A destitute Arab peasantry, along with a socially and politically disjointed Arab leadership, left Arab Palestinian society simply unequipped and unwilling to mount any serious challenge against the Zionist commitment to create a state. In July 1937, the Peel Commission Report suggested that Arab and Jewish communities could not live together. It proposed a separation the two populations, and the creation of a state for each of them. Ultimately the British withdrew this idea, in part because the Arab state would have been economically non-viable. Instead the British issued the May 1939 British White Paper on Palestine, which dramatically truncated the Jewish National Home’s growth through severe restrictions on Jewish immigration and Jewish land purchase.
Despite the restrictions, Jews continued to immigrate in small numbers to Palestine and Arabs continued to sell land to willing Jewish buyers. British Colonial Office officials whose sympathies sat with the Arabs of Palestine noted in 1939 and 1940, “we need not have too much sympathy with the Arabs who make a practice of selling their lands to Jews…the Arab landowner [needed] to be protected against himself.”

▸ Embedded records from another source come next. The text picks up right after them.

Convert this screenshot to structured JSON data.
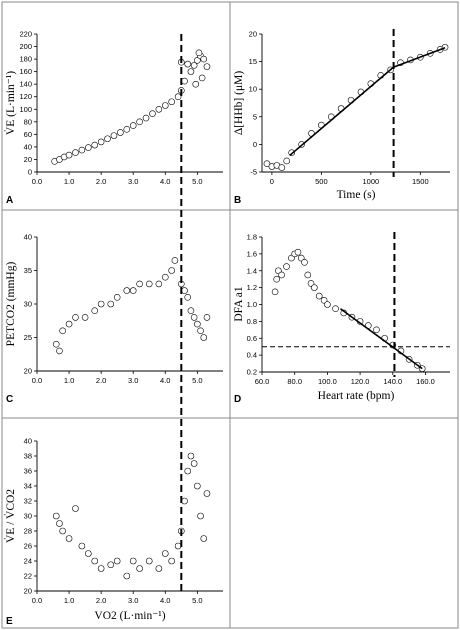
{
  "chart_data": [
    {
      "panel": "A",
      "type": "scatter",
      "ylabel": "V̇E (L·min⁻¹)",
      "xlabel": "",
      "xlim": [
        0,
        5.8
      ],
      "ylim": [
        0,
        220
      ],
      "xticks": [
        "0.0",
        "1.0",
        "2.0",
        "3.0",
        "4.0",
        "5.0"
      ],
      "yticks": [
        "0",
        "20",
        "40",
        "60",
        "80",
        "100",
        "120",
        "140",
        "160",
        "180",
        "200",
        "220"
      ],
      "threshold_x": 4.5,
      "series": [
        {
          "points": [
            [
              0.55,
              17
            ],
            [
              0.7,
              20
            ],
            [
              0.85,
              24
            ],
            [
              1.0,
              27
            ],
            [
              1.2,
              31
            ],
            [
              1.4,
              35
            ],
            [
              1.6,
              39
            ],
            [
              1.8,
              43
            ],
            [
              2.0,
              48
            ],
            [
              2.2,
              53
            ],
            [
              2.4,
              58
            ],
            [
              2.6,
              63
            ],
            [
              2.8,
              68
            ],
            [
              3.0,
              74
            ],
            [
              3.2,
              80
            ],
            [
              3.4,
              86
            ],
            [
              3.6,
              93
            ],
            [
              3.8,
              100
            ],
            [
              4.0,
              106
            ],
            [
              4.2,
              112
            ],
            [
              4.4,
              120
            ],
            [
              4.5,
              130
            ],
            [
              4.6,
              145
            ],
            [
              4.8,
              160
            ],
            [
              4.9,
              170
            ],
            [
              5.0,
              178
            ],
            [
              5.1,
              185
            ],
            [
              5.2,
              180
            ],
            [
              5.3,
              168
            ],
            [
              5.15,
              150
            ],
            [
              4.95,
              140
            ],
            [
              5.05,
              190
            ],
            [
              4.5,
              175
            ],
            [
              4.7,
              172
            ]
          ]
        }
      ]
    },
    {
      "panel": "B",
      "type": "scatter",
      "ylabel": "Δ[HHb] (μM)",
      "xlabel": "Time (s)",
      "xlim": [
        -100,
        1800
      ],
      "ylim": [
        -5,
        20
      ],
      "xticks": [
        "0",
        "500",
        "1000",
        "1500"
      ],
      "yticks": [
        "-5",
        "0",
        "5",
        "10",
        "15",
        "20"
      ],
      "threshold_x": 1230,
      "fit_lines": [
        [
          [
            180,
            -2
          ],
          [
            1230,
            14
          ]
        ],
        [
          [
            1230,
            14
          ],
          [
            1750,
            17.5
          ]
        ]
      ],
      "series": [
        {
          "points": [
            [
              -50,
              -3.5
            ],
            [
              0,
              -4
            ],
            [
              50,
              -3.8
            ],
            [
              100,
              -4.2
            ],
            [
              150,
              -3
            ],
            [
              200,
              -1.5
            ],
            [
              300,
              0
            ],
            [
              400,
              2
            ],
            [
              500,
              3.5
            ],
            [
              600,
              5
            ],
            [
              700,
              6.5
            ],
            [
              800,
              8
            ],
            [
              900,
              9.5
            ],
            [
              1000,
              11
            ],
            [
              1100,
              12.5
            ],
            [
              1200,
              13.5
            ],
            [
              1300,
              14.8
            ],
            [
              1400,
              15.3
            ],
            [
              1500,
              15.8
            ],
            [
              1600,
              16.5
            ],
            [
              1700,
              17.2
            ],
            [
              1750,
              17.6
            ]
          ]
        }
      ]
    },
    {
      "panel": "C",
      "type": "scatter",
      "ylabel": "PETCO2 (mmHg)",
      "xlabel": "",
      "xlim": [
        0,
        5.8
      ],
      "ylim": [
        20,
        40
      ],
      "xticks": [
        "0.0",
        "1.0",
        "2.0",
        "3.0",
        "4.0",
        "5.0"
      ],
      "yticks": [
        "20",
        "25",
        "30",
        "35",
        "40"
      ],
      "threshold_x": 4.5,
      "series": [
        {
          "points": [
            [
              0.6,
              24
            ],
            [
              0.7,
              23
            ],
            [
              0.8,
              26
            ],
            [
              1.0,
              27
            ],
            [
              1.2,
              28
            ],
            [
              1.5,
              28
            ],
            [
              1.8,
              29
            ],
            [
              2.0,
              30
            ],
            [
              2.3,
              30
            ],
            [
              2.5,
              31
            ],
            [
              2.8,
              32
            ],
            [
              3.0,
              32
            ],
            [
              3.2,
              33
            ],
            [
              3.5,
              33
            ],
            [
              3.8,
              33
            ],
            [
              4.0,
              34
            ],
            [
              4.2,
              35
            ],
            [
              4.3,
              36.5
            ],
            [
              4.5,
              33
            ],
            [
              4.6,
              32
            ],
            [
              4.7,
              31
            ],
            [
              4.8,
              29
            ],
            [
              4.9,
              28
            ],
            [
              5.0,
              27
            ],
            [
              5.1,
              26
            ],
            [
              5.2,
              25
            ],
            [
              5.3,
              28
            ]
          ]
        }
      ]
    },
    {
      "panel": "D",
      "type": "scatter",
      "ylabel": "DFA a1",
      "xlabel": "Heart rate (bpm)",
      "xlim": [
        60,
        175
      ],
      "ylim": [
        0.2,
        1.8
      ],
      "xticks": [
        "60.0",
        "80.0",
        "100.0",
        "120.0",
        "140.0",
        "160.0"
      ],
      "yticks": [
        "0.2",
        "0.4",
        "0.6",
        "0.8",
        "1.0",
        "1.2",
        "1.4",
        "1.6",
        "1.8"
      ],
      "threshold_x": 141,
      "threshold_y": 0.5,
      "fit_lines": [
        [
          [
            108,
            0.95
          ],
          [
            158,
            0.24
          ]
        ]
      ],
      "series": [
        {
          "points": [
            [
              68,
              1.15
            ],
            [
              69,
              1.3
            ],
            [
              70,
              1.4
            ],
            [
              72,
              1.35
            ],
            [
              75,
              1.45
            ],
            [
              78,
              1.55
            ],
            [
              80,
              1.6
            ],
            [
              82,
              1.62
            ],
            [
              84,
              1.55
            ],
            [
              86,
              1.5
            ],
            [
              88,
              1.35
            ],
            [
              90,
              1.25
            ],
            [
              92,
              1.2
            ],
            [
              95,
              1.1
            ],
            [
              98,
              1.05
            ],
            [
              100,
              1.0
            ],
            [
              105,
              0.95
            ],
            [
              110,
              0.9
            ],
            [
              115,
              0.85
            ],
            [
              120,
              0.8
            ],
            [
              125,
              0.75
            ],
            [
              130,
              0.7
            ],
            [
              135,
              0.6
            ],
            [
              140,
              0.52
            ],
            [
              145,
              0.45
            ],
            [
              150,
              0.35
            ],
            [
              155,
              0.28
            ],
            [
              158,
              0.24
            ]
          ]
        }
      ]
    },
    {
      "panel": "E",
      "type": "scatter",
      "ylabel": "V̇E / V̇CO2",
      "xlabel": "VO2 (L·min⁻¹)",
      "xlim": [
        0,
        5.8
      ],
      "ylim": [
        20,
        40
      ],
      "xticks": [
        "0.0",
        "1.0",
        "2.0",
        "3.0",
        "4.0",
        "5.0"
      ],
      "yticks": [
        "20",
        "22",
        "24",
        "26",
        "28",
        "30",
        "32",
        "34",
        "36",
        "38",
        "40"
      ],
      "threshold_x": 4.5,
      "series": [
        {
          "points": [
            [
              0.6,
              30
            ],
            [
              0.7,
              29
            ],
            [
              0.8,
              28
            ],
            [
              1.0,
              27
            ],
            [
              1.2,
              31
            ],
            [
              1.4,
              26
            ],
            [
              1.6,
              25
            ],
            [
              1.8,
              24
            ],
            [
              2.0,
              23
            ],
            [
              2.3,
              23.5
            ],
            [
              2.5,
              24
            ],
            [
              2.8,
              22
            ],
            [
              3.0,
              24
            ],
            [
              3.2,
              23
            ],
            [
              3.5,
              24
            ],
            [
              3.8,
              23
            ],
            [
              4.0,
              25
            ],
            [
              4.2,
              24
            ],
            [
              4.4,
              26
            ],
            [
              4.5,
              28
            ],
            [
              4.6,
              32
            ],
            [
              4.7,
              36
            ],
            [
              4.8,
              38
            ],
            [
              4.9,
              37
            ],
            [
              5.0,
              34
            ],
            [
              5.1,
              30
            ],
            [
              5.2,
              27
            ],
            [
              5.3,
              33
            ]
          ]
        }
      ]
    }
  ]
}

At the end of the 1930s, with disaster looming in Europe, the Zionists remained steadfast in taking control of their own destiny, however limited it was at the moment. David Ben-Gurion, as head of the Jewish Agency, decided to build support for Zionism among the large American Jewish community (which was still mostly apathetic in regard to Zionism). In 1942 he announced the Biltmore Program in New York, which avowed the intention to create a Jewish state in Palestine. It was not a great secret, but Ben-Gurion sought to galvanize American Jewry to support Zionism. He understood the political impact that Jews could have within a democracy. Meanwhile, the Palestinian Arabs remained torn by parochial interests. Leaders in surrounding Arab states cared little for the Palestinians themselves. Egypt and Jordan were at odds with one another about who would take Palestinian land when the Zionists would be defeated. Egypt’s King Farouk and Jordan’s Emir Abdullah were incessantly at odds with one another about Palestine’s future. Surrounding Arab states made it clear in September 1947 that they wanted no compromise with Zionism or the establishment of a Jewish state. Arab League Secretary General Abdulrahman ‘Azzam Pasha rejected any compromise with the Zionists. Meanwhile in Europe, Jewish officials smuggled about 100,000 Jewish survivors from the war into Palestine, circumventing the British blockade against Jewish immigration. At the United Nations in San Francisco and then in New York, Zionists lobbied intensely to have UNGA Resolution 181 Partition Plan passed. The Zionists wanted the international community to sanction the establishment of two states in Palestine. The Zionists did not want either Great Britain or the United States to govern Palestine as another mandate or trusteeship. In Palestine, the Jewish Agency secured what few weapons and ammunition they could for the inevitable coming war with local Arabs and surrounding Arab states. Zionist diplomats succeeded in persuading others of the justice of their cause, despite decades of anti-Semitism prevalent in key pockets of the US State Department and the British Foreign Office. Meanwhile, Jews in Arab lands around Palestine increasingly felt the anger of populations and governments hostile to Zionism. Jewish institutions and living quarters were attacked, forcing many Jews to immigrate. Many would end up in the new state of Israel.